Enthusiastic amateurs, on the other hand can - within the limits of their personal budgets - indulge their whims and fancies without any regard to rational considerations. That is why, when designing a new 5000 camera, manufacturers like Canon or Nikon have their eye very much on the amateur market rather than the professionals who will require much more convincing arguments before "upgrading" their kit.

I wouldn't mind betting that, if you could survey all the owners of under-1year old cameras in the 1500-5000 price range, 90% would be amateurs and 10% pros. The same cameras might very well be adopted by professionals a year or two down the line once their existing cameras wear out and the price of the newer models drops significantly.
16 Nov 2012 10:03PM

Quote:
Professionals have to justify their equipment investment in cost/benefit terms. They have to be reasonably sure that the acquisition of a particular camera (or other piece of equipment) will earn its keep by contributing to the bottom line of their annual accounts.

Enthusiastic amateurs, on the other hand can - within the limits of their personal budgets - indulge their whims and fancies without any regard to rational considerations.

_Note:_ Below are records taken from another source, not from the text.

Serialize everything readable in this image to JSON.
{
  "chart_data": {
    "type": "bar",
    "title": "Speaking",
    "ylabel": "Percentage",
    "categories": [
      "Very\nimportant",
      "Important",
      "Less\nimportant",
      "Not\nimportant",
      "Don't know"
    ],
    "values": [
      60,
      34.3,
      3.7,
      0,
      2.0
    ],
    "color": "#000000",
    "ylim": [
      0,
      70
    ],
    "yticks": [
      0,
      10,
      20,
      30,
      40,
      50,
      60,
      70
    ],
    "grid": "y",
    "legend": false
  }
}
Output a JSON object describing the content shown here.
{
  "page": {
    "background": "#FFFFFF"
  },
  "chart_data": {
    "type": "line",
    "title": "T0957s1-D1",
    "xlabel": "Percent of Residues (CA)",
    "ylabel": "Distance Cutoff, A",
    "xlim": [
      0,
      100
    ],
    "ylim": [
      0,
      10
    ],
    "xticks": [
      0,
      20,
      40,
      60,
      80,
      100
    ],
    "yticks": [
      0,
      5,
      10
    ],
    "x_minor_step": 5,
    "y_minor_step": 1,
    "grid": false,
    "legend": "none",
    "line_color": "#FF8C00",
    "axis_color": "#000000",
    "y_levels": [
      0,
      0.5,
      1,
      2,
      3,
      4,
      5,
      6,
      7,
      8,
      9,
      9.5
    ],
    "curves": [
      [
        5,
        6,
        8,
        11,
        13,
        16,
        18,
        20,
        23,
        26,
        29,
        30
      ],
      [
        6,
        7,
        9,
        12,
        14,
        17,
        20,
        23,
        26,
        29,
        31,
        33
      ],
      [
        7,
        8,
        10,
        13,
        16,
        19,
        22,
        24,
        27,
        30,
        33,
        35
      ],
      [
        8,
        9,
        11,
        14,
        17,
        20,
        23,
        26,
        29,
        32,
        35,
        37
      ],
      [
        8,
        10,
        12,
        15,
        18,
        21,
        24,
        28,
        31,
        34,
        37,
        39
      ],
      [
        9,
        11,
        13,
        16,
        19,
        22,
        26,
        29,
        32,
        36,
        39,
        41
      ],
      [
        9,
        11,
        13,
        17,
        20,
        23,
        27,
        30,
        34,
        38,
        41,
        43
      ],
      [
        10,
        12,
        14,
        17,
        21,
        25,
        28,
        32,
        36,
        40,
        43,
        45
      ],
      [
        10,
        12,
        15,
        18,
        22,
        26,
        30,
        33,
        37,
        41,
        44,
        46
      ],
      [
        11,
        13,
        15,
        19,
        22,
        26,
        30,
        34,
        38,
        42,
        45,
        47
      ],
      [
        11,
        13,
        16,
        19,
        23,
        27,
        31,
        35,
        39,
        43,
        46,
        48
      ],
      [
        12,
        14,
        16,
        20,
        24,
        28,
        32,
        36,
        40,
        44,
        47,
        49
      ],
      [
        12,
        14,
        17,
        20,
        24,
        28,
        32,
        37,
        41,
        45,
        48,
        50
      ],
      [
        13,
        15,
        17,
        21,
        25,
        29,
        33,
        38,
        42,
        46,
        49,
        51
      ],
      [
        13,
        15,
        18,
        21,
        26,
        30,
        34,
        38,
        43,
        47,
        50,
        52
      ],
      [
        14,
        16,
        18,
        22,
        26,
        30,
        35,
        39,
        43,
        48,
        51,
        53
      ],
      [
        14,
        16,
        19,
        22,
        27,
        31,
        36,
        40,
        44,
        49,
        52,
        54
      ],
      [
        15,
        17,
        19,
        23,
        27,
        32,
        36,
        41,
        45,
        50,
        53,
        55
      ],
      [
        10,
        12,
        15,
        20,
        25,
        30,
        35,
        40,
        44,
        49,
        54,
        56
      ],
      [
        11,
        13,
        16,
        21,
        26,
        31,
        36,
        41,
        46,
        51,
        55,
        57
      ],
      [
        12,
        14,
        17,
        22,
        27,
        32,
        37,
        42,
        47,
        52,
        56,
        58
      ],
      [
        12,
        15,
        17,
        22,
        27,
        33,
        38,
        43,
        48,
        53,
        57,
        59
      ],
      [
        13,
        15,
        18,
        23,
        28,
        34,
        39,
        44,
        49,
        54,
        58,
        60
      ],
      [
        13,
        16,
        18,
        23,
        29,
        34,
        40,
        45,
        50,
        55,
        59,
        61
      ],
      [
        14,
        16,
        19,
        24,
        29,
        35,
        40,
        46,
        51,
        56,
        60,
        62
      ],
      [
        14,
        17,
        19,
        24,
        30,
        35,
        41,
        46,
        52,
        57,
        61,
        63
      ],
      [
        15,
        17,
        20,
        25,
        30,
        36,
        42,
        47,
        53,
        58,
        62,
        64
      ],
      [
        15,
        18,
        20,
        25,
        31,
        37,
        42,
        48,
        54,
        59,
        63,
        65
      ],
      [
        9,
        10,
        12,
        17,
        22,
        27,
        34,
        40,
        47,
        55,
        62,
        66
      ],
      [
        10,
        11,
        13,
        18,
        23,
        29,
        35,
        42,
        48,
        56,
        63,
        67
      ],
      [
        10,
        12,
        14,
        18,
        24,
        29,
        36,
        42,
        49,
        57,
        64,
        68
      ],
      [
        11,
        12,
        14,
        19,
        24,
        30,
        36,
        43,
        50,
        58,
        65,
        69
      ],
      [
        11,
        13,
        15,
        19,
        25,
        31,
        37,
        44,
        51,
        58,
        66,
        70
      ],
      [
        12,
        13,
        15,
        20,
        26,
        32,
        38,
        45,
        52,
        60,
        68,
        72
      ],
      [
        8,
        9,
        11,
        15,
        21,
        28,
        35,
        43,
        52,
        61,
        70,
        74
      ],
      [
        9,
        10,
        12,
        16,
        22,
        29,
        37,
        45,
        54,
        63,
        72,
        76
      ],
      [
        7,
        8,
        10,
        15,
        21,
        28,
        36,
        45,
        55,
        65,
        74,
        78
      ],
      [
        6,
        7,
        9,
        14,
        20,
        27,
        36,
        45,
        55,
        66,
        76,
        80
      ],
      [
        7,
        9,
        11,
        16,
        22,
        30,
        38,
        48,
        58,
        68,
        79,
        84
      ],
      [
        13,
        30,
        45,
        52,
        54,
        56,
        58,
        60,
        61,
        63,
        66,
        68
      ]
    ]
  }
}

Bosh! A taxi driver who rides a Merc costing 40k may not make all that much profit after he has paid for his car. But what if he can afford it and just wants to drive a Merc? To whom does he have to justify it? If both an amateur and a professional can each afford a 4k camera why should one have to justify it and not the other? Surely the professional CAN justify it more as he/she is at least making some money. Don't follow this logic. Wink
thewilliam e2
6 4.9k
16 Nov 2012 11:38PM
The Mercedes Benz entry-level models are used as taxis throughout the world because they make good economic sense. Just as in the good old days, a lot of portrait and wedding photographers used Hasselblads.

The arrival of digital has changed the market because we can no longer keep our cameras for many decades. For many professionals, cameras outdate long before they're worn out.
Paul Morgan e2
13 16.1k 6 England
17 Nov 2012 1:32AM

Quote:Maybe a smarter question is what makes a pro or semi pro chose the make or model they do?


Top pro`s, sponsorship helps Smile

Anyone else, available kit, service and support.
Focus_Man 4 481 631 United Kingdom
17 Nov 2012 10:12AM

Quote:
Professionals have to justify their equipment investment in cost/benefit terms. They have to be reasonably sure that the acquisition of a particular camera (or other piece of equipment) will earn its keep by contributing to the bottom line of their annual accounts.



When you are doing well as a pro you are better able to indulge oneself. For example to purchase a new camera or an item of photographic equipment, proves to be of litttle expense and makes justification much easier. You can immediately reduce the purchase price by 20% as you get your VAT paid refunded, then against your accounts to be submitted you save a further 40% because the item is tax deductable. Nice little reduction which the amateur is unable to avail him/herself of.